Wal-Mart, which will soon be the nation's No. 1 grocer, will like the fact that Smithfield can provide both products. The retailer has announced that it will eliminate all meat cutters and sell only consumer-ready products. Smithfield signed a pork supply contract with Wal-Mart earlier this year. But the retailer tends to sign short-term contracts so it can keep suppliers on their toes.

Smithfield has a well-established, but mostly regional branded pork product line. IBP was in the midst of launching a beef and pork brand on a national basis. So, this purchase could launch Smithfield's pork brand onto the national scene as well add beef to its repertoire.

The all-important question is whether the Smithfield/IBP sale will hit any regulatory snags.
Luter confidently says "no". But others aren't so sure.

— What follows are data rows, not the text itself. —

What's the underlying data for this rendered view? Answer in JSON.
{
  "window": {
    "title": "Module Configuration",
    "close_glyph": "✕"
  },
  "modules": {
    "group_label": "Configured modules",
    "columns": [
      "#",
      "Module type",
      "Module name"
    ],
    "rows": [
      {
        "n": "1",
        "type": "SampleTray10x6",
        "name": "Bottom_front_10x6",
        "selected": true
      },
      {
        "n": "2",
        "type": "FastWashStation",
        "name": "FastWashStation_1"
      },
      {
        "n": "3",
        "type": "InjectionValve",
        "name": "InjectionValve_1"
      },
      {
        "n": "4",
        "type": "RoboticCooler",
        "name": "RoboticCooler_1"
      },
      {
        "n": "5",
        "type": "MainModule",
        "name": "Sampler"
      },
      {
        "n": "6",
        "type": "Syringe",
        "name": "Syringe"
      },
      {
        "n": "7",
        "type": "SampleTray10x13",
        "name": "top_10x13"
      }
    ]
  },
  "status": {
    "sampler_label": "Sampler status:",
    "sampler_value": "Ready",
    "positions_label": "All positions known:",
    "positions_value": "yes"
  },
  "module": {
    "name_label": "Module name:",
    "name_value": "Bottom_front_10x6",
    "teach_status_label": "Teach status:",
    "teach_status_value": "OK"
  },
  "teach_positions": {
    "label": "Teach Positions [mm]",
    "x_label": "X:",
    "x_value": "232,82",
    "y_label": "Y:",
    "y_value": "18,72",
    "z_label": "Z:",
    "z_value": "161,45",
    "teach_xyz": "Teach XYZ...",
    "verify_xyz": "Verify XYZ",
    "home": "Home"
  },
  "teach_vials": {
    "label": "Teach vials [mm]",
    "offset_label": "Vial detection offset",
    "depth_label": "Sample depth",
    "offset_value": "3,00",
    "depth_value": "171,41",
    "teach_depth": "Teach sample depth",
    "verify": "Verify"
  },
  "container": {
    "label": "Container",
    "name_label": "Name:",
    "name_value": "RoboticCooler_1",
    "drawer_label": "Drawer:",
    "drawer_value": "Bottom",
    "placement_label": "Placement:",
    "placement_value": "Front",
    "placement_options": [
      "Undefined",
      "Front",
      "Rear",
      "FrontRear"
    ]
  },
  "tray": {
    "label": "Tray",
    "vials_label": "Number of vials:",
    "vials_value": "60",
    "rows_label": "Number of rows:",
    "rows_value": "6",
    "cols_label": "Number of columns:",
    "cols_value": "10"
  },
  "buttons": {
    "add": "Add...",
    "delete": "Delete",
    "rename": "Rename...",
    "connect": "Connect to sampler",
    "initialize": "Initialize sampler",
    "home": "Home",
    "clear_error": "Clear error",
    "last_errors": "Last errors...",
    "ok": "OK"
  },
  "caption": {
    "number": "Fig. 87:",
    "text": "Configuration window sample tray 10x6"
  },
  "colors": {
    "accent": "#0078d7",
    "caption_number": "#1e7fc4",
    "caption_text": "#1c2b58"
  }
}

USDA Secretary Dan Glickman wants the U.S. Justice Department to thoroughly investigate the proposal's potential impact. Several U.S. senators have fought against previous ag consolidation and will take aim at this one.

University of Missouri agricultural economist, Ron Plain, says approval seems unlikely – largely because IBP accounts for 18 percent of total U.S. hog slaughter, while Smithfield has 20 percent.

Still, IBP controlled a huge share of the beef market. The difference, however, is timing. There is a growing concern that a few big food companies already wield too much power over farmers and the food supply.

Luter says he will sell whatever assets he must in order to appease regulators and complete the sale. That most likely means a couple of Midwest pork plants. With market hog numbers on schedule to pressure slaughter capacity next fall, any plant closings would be bad for prices.

He also says Smithfield won't get into the cattle feedlot business, nor will it expand further into vertically integrated pork production.
Yeah maybe. What the packer will do is dictate the terms and conditions – market and production – of the hogs it buys. But then, all packers are heading down that road.

How this issue will shake out, at least for now, is "too close to call."